Thanks for the kind reminder about Grace Semiconductor, MrScorpio!
One needs a specialized computer program to track of all these shenanigans.
The INSLAW Octopus
Software piracy, conspiracy, cover-up, stonewalling, covert action: Just another decade at the Department of Justice
By Richard L. Fricker
Wired
Issue 1.01 Mar/April 1993
EXCERPT...
Orr was impressed with the power of PROMIS (Prosecutors Management Information Systems), which had recently been updated by Inslaw to run on powerful 32-bit VAX computers from Digital Equipment Corp. "He fell in love with the VAX version," Hamilton recalled.
SNIP...
A House Judiciary Committee report released last September found evidence raising "serious concerns" that high officials at the Department of Justice executed a pre-meditated plan to destroy Inslaw and co-opt the rights to its PROMIS software. The committee's call for an independent counsel have fallen on deaf ears. One journalist, Danny Casolaro, died as he attempted to tell the story (see sidebar), and boxes of documents relating to the case have been destroyed, stolen, or conveniently "lost" by the Department of Justice.
SNIP...
he implications continue: that Meese profited from the sales of the stolen property. That Brian, Meese's business associate, may have been involved in the October Surprise (the oft-debunked but persistent theory that the Reagan campaign conspired to insure that US hostages in Iran were held until after Reagan won the 1980 election, see sidebar).
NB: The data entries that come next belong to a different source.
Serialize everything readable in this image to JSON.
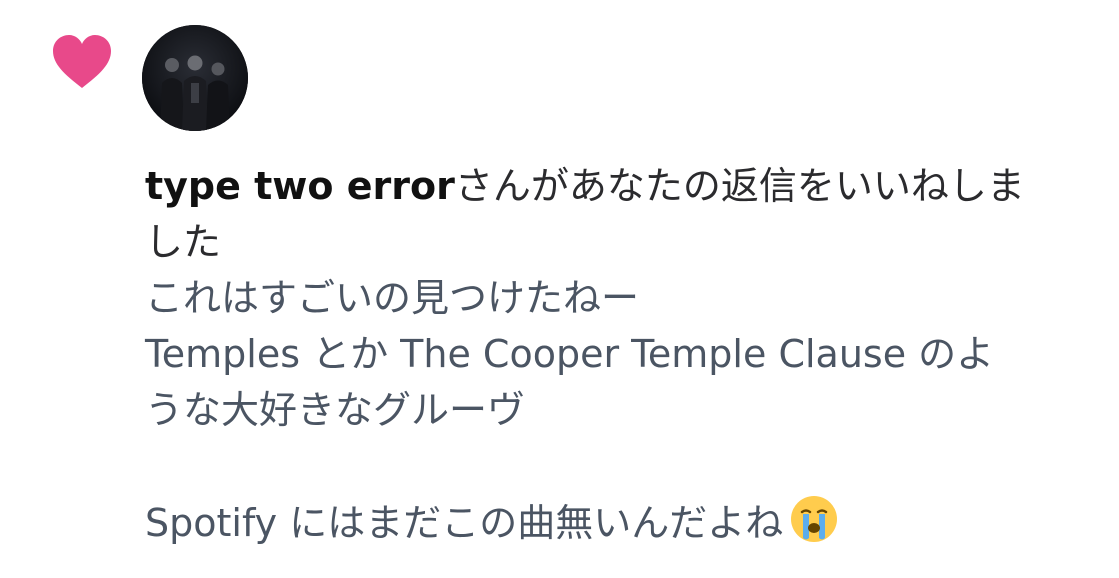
{
  "notification": {
    "icon": "heart-icon",
    "icon_color": "#e8498a",
    "avatar": "band-photo-avatar",
    "actor_name": "type two error",
    "action_line1": "さんがあなたの返信をいいねしま",
    "action_line2": "した",
    "reply": {
      "line1": "これはすごいの見つけたねー",
      "line2": "Temples とか The Cooper Temple Clause のよ",
      "line3": "うな大好きなグルーヴ",
      "line4": "Spotify にはまだこの曲無いんだよね",
      "emoji": "loudly-crying-face-emoji"
    },
    "colors": {
      "actor_text": "#111111",
      "body_text": "#2b2b2e",
      "reply_text": "#4b5563"
    }
  }
}
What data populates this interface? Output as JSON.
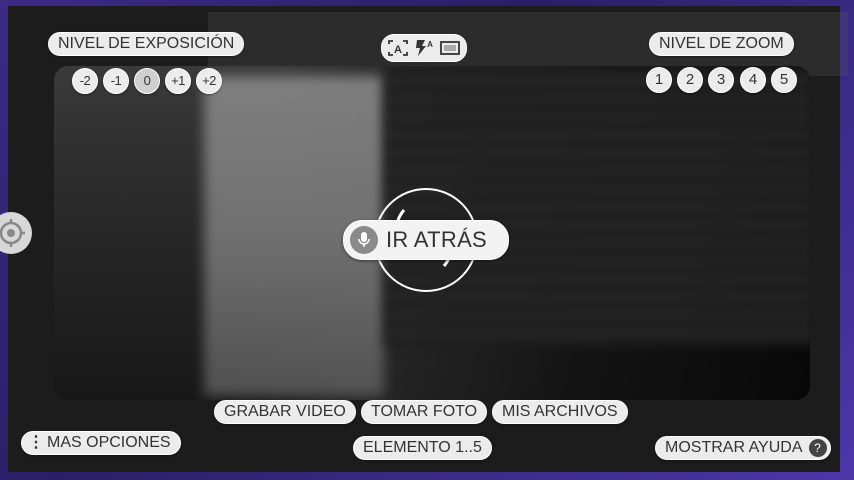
{
  "exposure": {
    "label": "NIVEL DE EXPOSICIÓN",
    "levels": [
      "-2",
      "-1",
      "0",
      "+1",
      "+2"
    ],
    "selected": "0"
  },
  "camera_modes": {
    "icons": [
      "auto-focus-icon",
      "flash-auto-icon",
      "aspect-ratio-icon"
    ]
  },
  "zoom": {
    "label": "NIVEL DE ZOOM",
    "levels": [
      "1",
      "2",
      "3",
      "4",
      "5"
    ]
  },
  "center": {
    "go_back_label": "IR ATRÁS",
    "mic_icon": "mic-icon"
  },
  "bottom": {
    "record_video": "GRABAR VIDEO",
    "take_photo": "TOMAR FOTO",
    "my_files": "MIS ARCHIVOS",
    "element_range": "ELEMENTO 1..5",
    "more_options": "MAS OPCIONES",
    "show_help": "MOSTRAR AYUDA",
    "help_symbol": "?"
  },
  "colors": {
    "pill_bg": "#ececec",
    "pill_text": "#333333",
    "frame_bg": "#1c1c1c",
    "background_purple": "#3b2a86"
  }
}
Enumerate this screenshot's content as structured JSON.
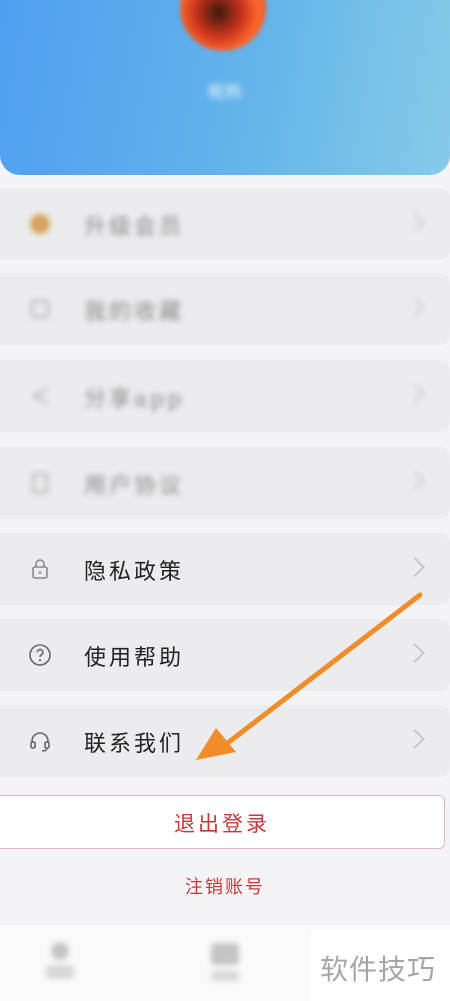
{
  "profile": {
    "username": "昵称"
  },
  "menu": [
    {
      "label": "升级会员",
      "icon": "crown-icon",
      "blurred": true
    },
    {
      "label": "我的收藏",
      "icon": "star-icon",
      "blurred": true
    },
    {
      "label": "分享app",
      "icon": "share-icon",
      "blurred": true
    },
    {
      "label": "用户协议",
      "icon": "document-icon",
      "blurred": true
    },
    {
      "label": "隐私政策",
      "icon": "lock-icon",
      "blurred": false
    },
    {
      "label": "使用帮助",
      "icon": "question-icon",
      "blurred": false
    },
    {
      "label": "联系我们",
      "icon": "headset-icon",
      "blurred": false
    }
  ],
  "actions": {
    "logout": "退出登录",
    "cancel_account": "注销账号"
  },
  "watermark": "软件技巧",
  "colors": {
    "header": "#5aa9ee",
    "danger": "#c43a3a",
    "arrow": "#f08c2a"
  }
}
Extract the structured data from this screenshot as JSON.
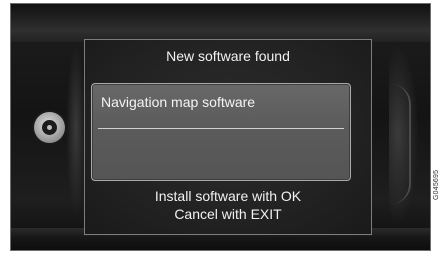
{
  "dialog": {
    "title": "New software found",
    "item_label": "Navigation map software",
    "instruction_ok": "Install software with OK",
    "instruction_exit": "Cancel with EXIT"
  },
  "figure": {
    "code": "G045695"
  },
  "colors": {
    "screen_bg": "#232323",
    "panel_bg": "#5e5e5e",
    "text": "#f2f2f2"
  }
}
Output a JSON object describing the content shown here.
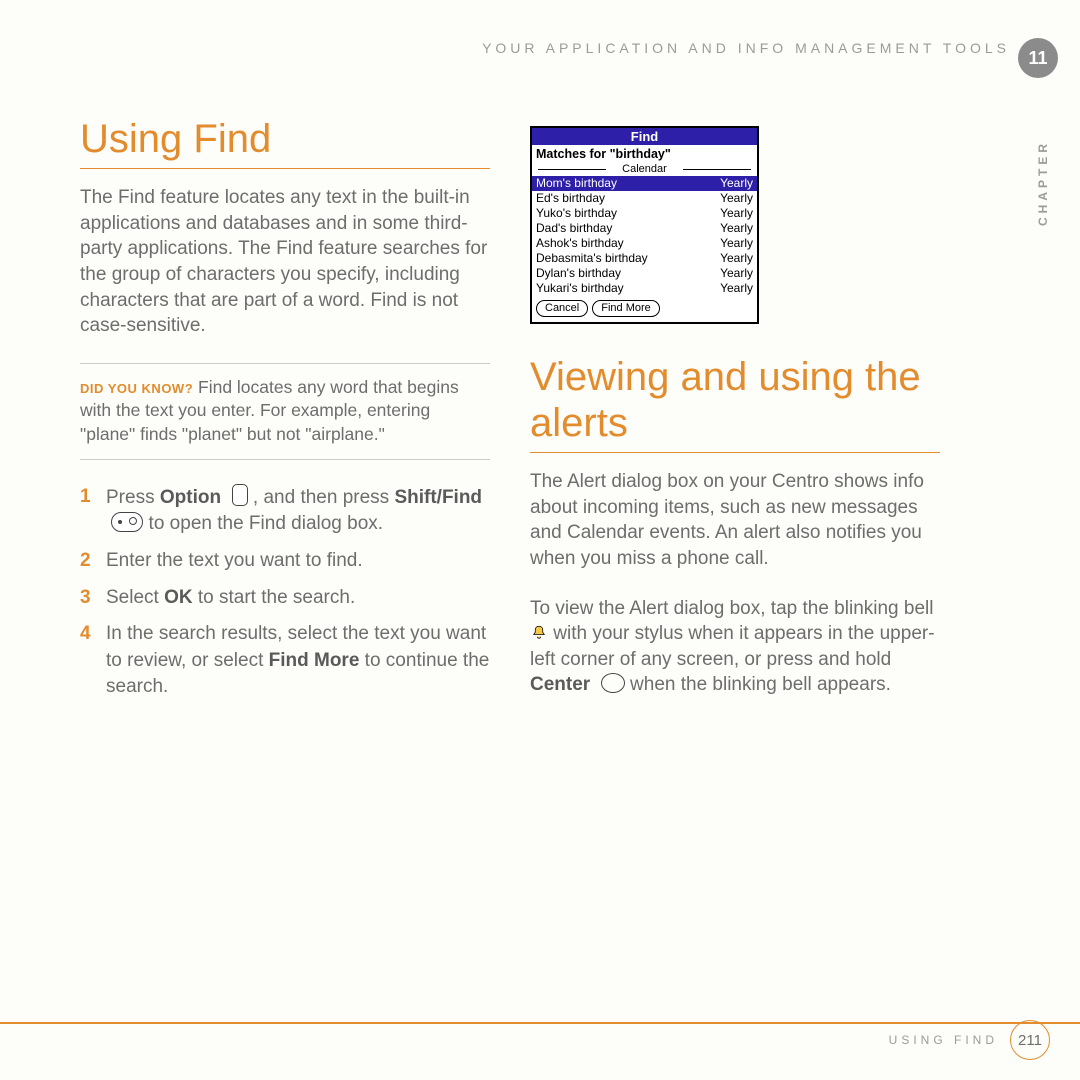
{
  "header": {
    "title": "YOUR APPLICATION AND INFO MANAGEMENT TOOLS",
    "chapter_number": "11",
    "side_label": "CHAPTER"
  },
  "left": {
    "heading": "Using Find",
    "intro": "The Find feature locates any text in the built-in applications and databases and in some third-party applications. The Find feature searches for the group of characters you specify, including characters that are part of a word. Find is not case-sensitive.",
    "tip_label": "DID YOU KNOW?",
    "tip_text": " Find locates any word that begins with the text you enter. For example, entering \"plane\" finds \"planet\" but not \"airplane.\"",
    "steps": {
      "s1a": "Press ",
      "s1_option": "Option",
      "s1b": " , and then press ",
      "s1_shift": "Shift/Find",
      "s1c": " to open the Find dialog box.",
      "s2": "Enter the text you want to find.",
      "s3a": "Select ",
      "s3_ok": "OK",
      "s3b": " to start the search.",
      "s4a": "In the search results, select the text you want to review, or select ",
      "s4_findmore": "Find More",
      "s4b": " to continue the search."
    }
  },
  "find_dialog": {
    "title": "Find",
    "matches": "Matches for \"birthday\"",
    "group": "Calendar",
    "rows": [
      {
        "name": "Mom's birthday",
        "freq": "Yearly",
        "hl": true
      },
      {
        "name": "Ed's birthday",
        "freq": "Yearly"
      },
      {
        "name": "Yuko's birthday",
        "freq": "Yearly"
      },
      {
        "name": "Dad's birthday",
        "freq": "Yearly"
      },
      {
        "name": "Ashok's birthday",
        "freq": "Yearly"
      },
      {
        "name": "Debasmita's birthday",
        "freq": "Yearly"
      },
      {
        "name": "Dylan's birthday",
        "freq": "Yearly"
      },
      {
        "name": "Yukari's birthday",
        "freq": "Yearly"
      }
    ],
    "cancel": "Cancel",
    "find_more": "Find More"
  },
  "right": {
    "heading": "Viewing and using the alerts",
    "p1": "The Alert dialog box on your Centro shows info about incoming items, such as new messages and Calendar events. An alert also notifies you when you miss a phone call.",
    "p2a": "To view the Alert dialog box, tap the blinking bell ",
    "p2b": " with your stylus when it appears in the upper-left corner of any screen, or press and hold ",
    "p2_center": "Center",
    "p2c": " when the blinking bell appears."
  },
  "footer": {
    "label": "USING FIND",
    "page": "211"
  }
}
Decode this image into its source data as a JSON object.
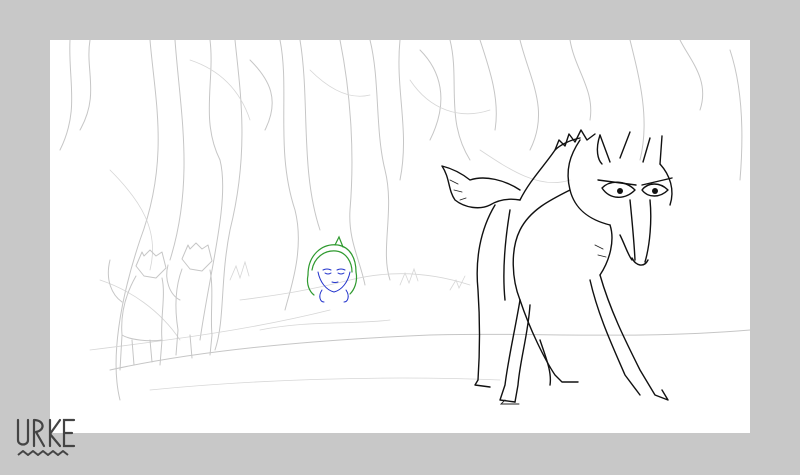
{
  "window": {
    "background": "#c8c8c8",
    "canvas_color": "#ffffff"
  },
  "scene": {
    "elements": [
      "forest-trees-sketch",
      "background-wolves-sketch",
      "girl-head-drawing",
      "foreground-wolf-lineart"
    ],
    "colors": {
      "sketch_lines": "#c6c6c6",
      "wolf_lines": "#111111",
      "girl_hair": "#2f9a2f",
      "girl_face": "#2233cc"
    }
  },
  "logo": {
    "text": "URKE",
    "icon": "zigzag-underline-icon"
  }
}
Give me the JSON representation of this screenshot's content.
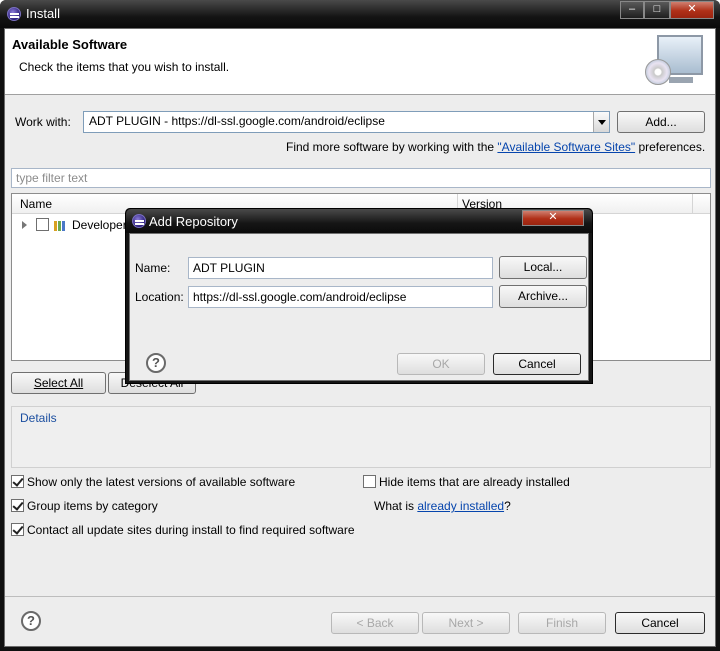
{
  "window": {
    "title": "Install",
    "controls": {
      "minimize": "–",
      "maximize": "□",
      "close": "✕"
    },
    "icon": "eclipse-icon"
  },
  "banner": {
    "title": "Available Software",
    "subtitle": "Check the items that you wish to install."
  },
  "work_with": {
    "label": "Work with:",
    "value": "ADT PLUGIN - https://dl-ssl.google.com/android/eclipse",
    "add_button": "Add...",
    "find_more_prefix": "Find more software by working with the ",
    "find_more_link": "\"Available Software Sites\"",
    "find_more_suffix": " preferences."
  },
  "filter": {
    "placeholder": "type filter text"
  },
  "table": {
    "columns": [
      "Name",
      "Version"
    ],
    "rows": [
      {
        "name": "Developer",
        "checked": false
      }
    ]
  },
  "selection_buttons": {
    "select_all": "Select All",
    "deselect_all": "Deselect All"
  },
  "details": {
    "label": "Details"
  },
  "options": {
    "show_latest": {
      "label": "Show only the latest versions of available software",
      "checked": true
    },
    "hide_installed": {
      "label": "Hide items that are already installed",
      "checked": false
    },
    "group_by_category": {
      "label": "Group items by category",
      "checked": true
    },
    "what_is_prefix": "What is ",
    "what_is_link": "already installed",
    "what_is_suffix": "?",
    "contact_sites": {
      "label": "Contact all update sites during install to find required software",
      "checked": true
    }
  },
  "footer": {
    "back": "< Back",
    "next": "Next >",
    "finish": "Finish",
    "cancel": "Cancel"
  },
  "dialog": {
    "title": "Add Repository",
    "name_label": "Name:",
    "name_value": "ADT PLUGIN",
    "local_button": "Local...",
    "location_label": "Location:",
    "location_value": "https://dl-ssl.google.com/android/eclipse",
    "archive_button": "Archive...",
    "ok_button": "OK",
    "cancel_button": "Cancel"
  },
  "colors": {
    "link": "#0645ad",
    "details_title": "#1c4fa0",
    "titlebar": "#141414"
  }
}
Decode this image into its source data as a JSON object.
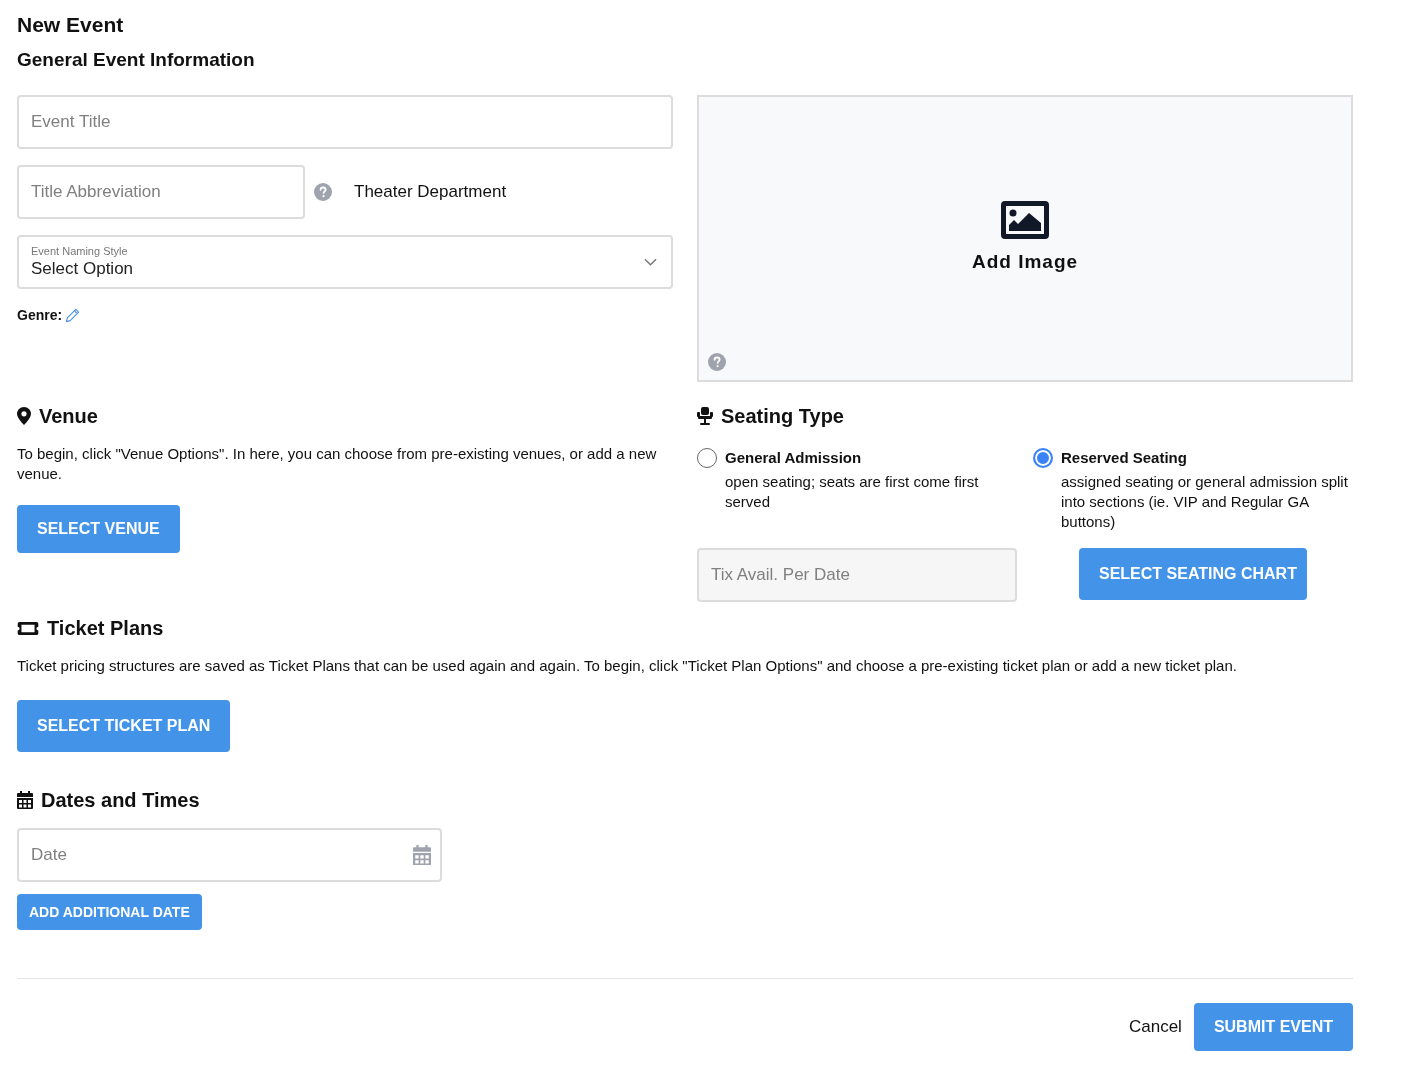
{
  "title": "New Event",
  "subtitle": "General Event Information",
  "event_title": {
    "placeholder": "Event Title"
  },
  "title_abbreviation": {
    "placeholder": "Title Abbreviation"
  },
  "department": "Theater Department",
  "naming_style": {
    "label": "Event Naming Style",
    "value": "Select Option"
  },
  "genre_label": "Genre:",
  "image": {
    "label": "Add Image"
  },
  "venue": {
    "heading": "Venue",
    "text": "To begin, click \"Venue Options\". In here, you can choose from pre-existing venues, or add a new venue.",
    "button": "SELECT VENUE"
  },
  "seating": {
    "heading": "Seating Type",
    "options": [
      {
        "label": "General Admission",
        "description": "open seating; seats are first come first served",
        "selected": false
      },
      {
        "label": "Reserved Seating",
        "description": "assigned seating or general admission split into sections (ie. VIP and Regular GA buttons)",
        "selected": true
      }
    ],
    "tix_field": {
      "placeholder": "Tix Avail. Per Date"
    },
    "button": "SELECT SEATING CHART"
  },
  "ticket_plans": {
    "heading": "Ticket Plans",
    "text": "Ticket pricing structures are saved as Ticket Plans that can be used again and again. To begin, click \"Ticket Plan Options\" and choose a pre-existing ticket plan or add a new ticket plan.",
    "button": "SELECT TICKET PLAN"
  },
  "dates": {
    "heading": "Dates and Times",
    "date_field": {
      "placeholder": "Date"
    },
    "button": "ADD ADDITIONAL DATE"
  },
  "footer": {
    "cancel": "Cancel",
    "submit": "SUBMIT EVENT"
  }
}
That some of the moneys derived from the illegal sales of PROMIS furthered covert and illegal government programs in Nicaragua. That Oliver used PROMIS as a population tracking instrument for his White House-based domestic emergency management program.
Each new set of allegations leads to a new set of possibilities, which makes the story still more difficult to comprehend. But one truth is obvious: What the Inslaw case presents, in its broadest possible implications, is a painfully clear snapshot of how the Justice Department operated during the Reagan-Bush years.
http://www.wired.com/wired/archive/1.01/inslaw.html
How much has happened since then. And look how rich our, eh, leaders have gotten.